Kreativ waren hier die Brasilianer, und das genügt vorerst. „Zum ersten Mal wurde mir auch bewußt, daß diese Häuser (...) die in der Mehrzahl aus getünchten und bemalten Lehmwänden bestanden, Edelsteine waren, wie sie in meinen Träumen vorkamen. Und die in bestimmten Momenten im Sonnenlicht so aufglänzten, daß Gott sie mit Freude erblicken mußte. Der Rausch des Tanzes war so groß, daß er selbst die Häuser tanzen machte“ (Ariano Suassuna). Die Häuser, sie zeigen gerade Steinfronten mit einer Tür und ein oder zwei Fenstern darin, mit zackig und rund gewölbten Giebelformen, mit schrägen Treppengiebeln oder mit aufgearbeiteten Reliefstufen. Zwei-, höchstens dreifarbig gehalten, sind Muster-Ziereinheiten über die ganze Front gegossen, und das wirkt wie kubistische Malerei, die ganz naiv daherkommt, im originalen Sinne des Wortes. Diese Künstler mußten nicht erst wieder naiv werden, um Formen geometrisch zu zerlegen und den Reiz oder das Beruhigende der ganz einfachen, klaren Muster zu erkennen. Dreiecke oder rhythmisch versetzte Quader liegen oberhalb der Fenster an der Wand, weiße Farbblöcke ziehen sich seitlich der Fenster bis zu einer gewissen Höhe herab; es sind asymmetrische oder symmetrische Musterrhythmen, auch Punkte, Blumen oder Winkel - eine Unendlichkeit von Mosaiken im Gesamtmosaik der Häuser selbst.

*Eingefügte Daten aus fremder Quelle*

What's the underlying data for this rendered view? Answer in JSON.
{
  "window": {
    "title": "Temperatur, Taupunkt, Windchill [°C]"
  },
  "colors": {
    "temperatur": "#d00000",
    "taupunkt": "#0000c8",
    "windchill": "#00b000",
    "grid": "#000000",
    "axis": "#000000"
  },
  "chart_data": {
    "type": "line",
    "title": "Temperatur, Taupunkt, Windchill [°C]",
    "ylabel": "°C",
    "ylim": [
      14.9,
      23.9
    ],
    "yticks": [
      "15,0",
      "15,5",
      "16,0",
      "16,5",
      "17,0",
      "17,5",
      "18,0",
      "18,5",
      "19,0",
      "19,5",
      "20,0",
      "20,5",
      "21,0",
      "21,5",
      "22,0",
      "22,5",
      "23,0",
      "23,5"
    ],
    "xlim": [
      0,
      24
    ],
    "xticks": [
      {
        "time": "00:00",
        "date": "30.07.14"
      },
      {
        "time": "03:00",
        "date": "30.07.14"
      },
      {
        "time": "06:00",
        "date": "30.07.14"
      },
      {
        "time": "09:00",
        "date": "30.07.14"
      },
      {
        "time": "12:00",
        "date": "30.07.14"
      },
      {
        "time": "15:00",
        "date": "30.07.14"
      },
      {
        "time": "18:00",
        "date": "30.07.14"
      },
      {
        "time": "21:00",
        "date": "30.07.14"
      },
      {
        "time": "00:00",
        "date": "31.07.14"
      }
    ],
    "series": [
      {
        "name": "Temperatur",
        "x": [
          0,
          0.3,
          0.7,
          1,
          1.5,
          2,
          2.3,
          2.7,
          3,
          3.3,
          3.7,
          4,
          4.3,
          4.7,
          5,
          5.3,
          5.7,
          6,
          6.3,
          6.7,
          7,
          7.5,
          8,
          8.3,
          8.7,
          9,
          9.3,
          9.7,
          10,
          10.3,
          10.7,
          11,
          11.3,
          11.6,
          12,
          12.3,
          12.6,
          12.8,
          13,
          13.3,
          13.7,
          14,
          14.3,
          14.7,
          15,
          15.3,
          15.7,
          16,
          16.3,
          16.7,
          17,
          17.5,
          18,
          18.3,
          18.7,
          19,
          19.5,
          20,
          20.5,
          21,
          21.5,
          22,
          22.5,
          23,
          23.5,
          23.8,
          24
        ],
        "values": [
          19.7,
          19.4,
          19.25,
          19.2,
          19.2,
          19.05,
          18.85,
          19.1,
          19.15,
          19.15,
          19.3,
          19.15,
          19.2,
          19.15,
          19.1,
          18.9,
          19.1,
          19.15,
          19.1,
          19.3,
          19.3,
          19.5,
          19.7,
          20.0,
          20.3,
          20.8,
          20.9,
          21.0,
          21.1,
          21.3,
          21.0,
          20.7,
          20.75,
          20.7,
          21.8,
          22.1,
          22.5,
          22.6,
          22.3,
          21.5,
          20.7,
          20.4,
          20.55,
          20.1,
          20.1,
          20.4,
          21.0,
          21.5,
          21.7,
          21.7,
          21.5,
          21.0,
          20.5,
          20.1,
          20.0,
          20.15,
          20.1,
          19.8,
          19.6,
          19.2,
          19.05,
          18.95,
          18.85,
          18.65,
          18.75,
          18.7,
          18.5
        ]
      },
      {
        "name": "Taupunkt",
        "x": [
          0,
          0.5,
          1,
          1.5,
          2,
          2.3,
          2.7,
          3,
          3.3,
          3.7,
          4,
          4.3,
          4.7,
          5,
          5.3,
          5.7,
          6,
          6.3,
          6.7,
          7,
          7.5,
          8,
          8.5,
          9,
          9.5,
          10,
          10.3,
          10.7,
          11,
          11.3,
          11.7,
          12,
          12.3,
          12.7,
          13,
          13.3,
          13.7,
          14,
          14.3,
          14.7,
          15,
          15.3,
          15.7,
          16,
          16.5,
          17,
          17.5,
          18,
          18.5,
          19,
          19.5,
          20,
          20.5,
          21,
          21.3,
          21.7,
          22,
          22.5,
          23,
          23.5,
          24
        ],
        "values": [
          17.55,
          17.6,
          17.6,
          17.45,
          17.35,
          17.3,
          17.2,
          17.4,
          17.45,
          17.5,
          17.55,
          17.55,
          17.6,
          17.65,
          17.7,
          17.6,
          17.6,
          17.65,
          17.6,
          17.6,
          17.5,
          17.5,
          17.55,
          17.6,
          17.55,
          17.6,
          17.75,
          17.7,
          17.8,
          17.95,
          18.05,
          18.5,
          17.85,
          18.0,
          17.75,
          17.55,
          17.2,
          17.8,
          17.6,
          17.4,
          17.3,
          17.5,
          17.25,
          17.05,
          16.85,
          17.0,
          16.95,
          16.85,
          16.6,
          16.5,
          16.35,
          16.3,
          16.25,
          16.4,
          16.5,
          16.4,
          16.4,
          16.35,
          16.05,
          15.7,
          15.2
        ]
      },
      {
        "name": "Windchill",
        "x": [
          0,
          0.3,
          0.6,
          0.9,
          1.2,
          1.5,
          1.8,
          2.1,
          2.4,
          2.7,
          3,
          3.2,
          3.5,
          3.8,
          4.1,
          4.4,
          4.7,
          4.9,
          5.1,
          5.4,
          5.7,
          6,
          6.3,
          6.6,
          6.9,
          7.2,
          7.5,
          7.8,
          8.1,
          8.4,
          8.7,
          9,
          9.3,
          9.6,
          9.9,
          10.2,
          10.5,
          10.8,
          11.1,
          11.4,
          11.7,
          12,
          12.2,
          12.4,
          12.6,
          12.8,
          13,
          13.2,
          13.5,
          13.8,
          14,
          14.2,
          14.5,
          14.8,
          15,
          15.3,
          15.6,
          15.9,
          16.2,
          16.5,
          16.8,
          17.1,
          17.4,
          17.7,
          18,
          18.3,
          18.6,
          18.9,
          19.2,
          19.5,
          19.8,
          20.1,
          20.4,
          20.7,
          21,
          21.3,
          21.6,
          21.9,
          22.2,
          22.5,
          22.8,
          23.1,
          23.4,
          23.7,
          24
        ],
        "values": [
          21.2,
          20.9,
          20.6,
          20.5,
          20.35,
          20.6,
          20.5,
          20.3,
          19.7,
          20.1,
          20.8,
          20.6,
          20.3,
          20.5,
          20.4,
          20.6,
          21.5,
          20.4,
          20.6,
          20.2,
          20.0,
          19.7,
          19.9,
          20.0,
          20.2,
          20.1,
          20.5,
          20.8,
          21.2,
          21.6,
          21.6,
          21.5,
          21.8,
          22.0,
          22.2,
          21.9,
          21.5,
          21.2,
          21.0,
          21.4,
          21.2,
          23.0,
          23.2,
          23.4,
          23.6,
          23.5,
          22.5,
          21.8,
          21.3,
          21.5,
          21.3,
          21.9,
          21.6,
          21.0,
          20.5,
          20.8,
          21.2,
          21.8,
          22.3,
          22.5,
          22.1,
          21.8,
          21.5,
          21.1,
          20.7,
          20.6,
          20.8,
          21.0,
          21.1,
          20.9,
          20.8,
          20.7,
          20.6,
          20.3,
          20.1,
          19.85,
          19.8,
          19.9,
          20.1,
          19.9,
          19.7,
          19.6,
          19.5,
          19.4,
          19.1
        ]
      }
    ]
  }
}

So läuft man in der Ausstellung durch ein Paradies anderer Denkart, es ist Legoland ohne Lego; es sind Form, Muster, Farbe, die minimalistisch vormachen, was sie sind: der Stoff, aus dem Schönheit entspringt. Und das alles, damit die Schutzgeister beschwichtigt sind und über das Haus wachen. Mag sich die malerische Zierde alle halbe Jahre verändern, mögen die Zöpfe, Girlanden, Stricke dann an anderen Stellen sich um die Geometrie ranken - Traumbuchten in der Wunderwelt des Pastells bleiben sie. Die Steinschnitzereien sind einmal geschehen, und die Fotografie von Anna Mariani bringt diesen rechtwinkligen Phantasterien nun noch Diagonalen bei: Schattenwürfe von genial schönen Fernsehleitungen, und da gehört was dazu!

Anna Mariani schreibt, daß das „Vorhandensein der Malerei mit der Isolierung und Entfernung der Orte zunahm“. Diese Orte, Dörfer im Nordosten Brasiliens, zeigen sich in der Vogelperspektive als zwei lange Hausreihen von zehn bis zwanzig Häusern direkt nebeneinander, um einen Platz oval herumgelegt, etwas abgerückt nochmal zwei parallele Hausreihen, und Lehmboden über Lehmboden drumherum. Ein bißchen Gestrüpp, zwei Hühner im ganzen. Um „dieses Leben in Armut zu überwinden“ (Caetano Veloso), sind die Häuser bemalt worden, und Anna Mariani hat sie ohne Pathos fotografiert.

Sophia Ferdinand

„Fassaden“ von Anna Mariani, noch bis zum 7. Oktober im Haus der Kulturen der Welt, Di-So 10-20 Uhr, Eintritt frei.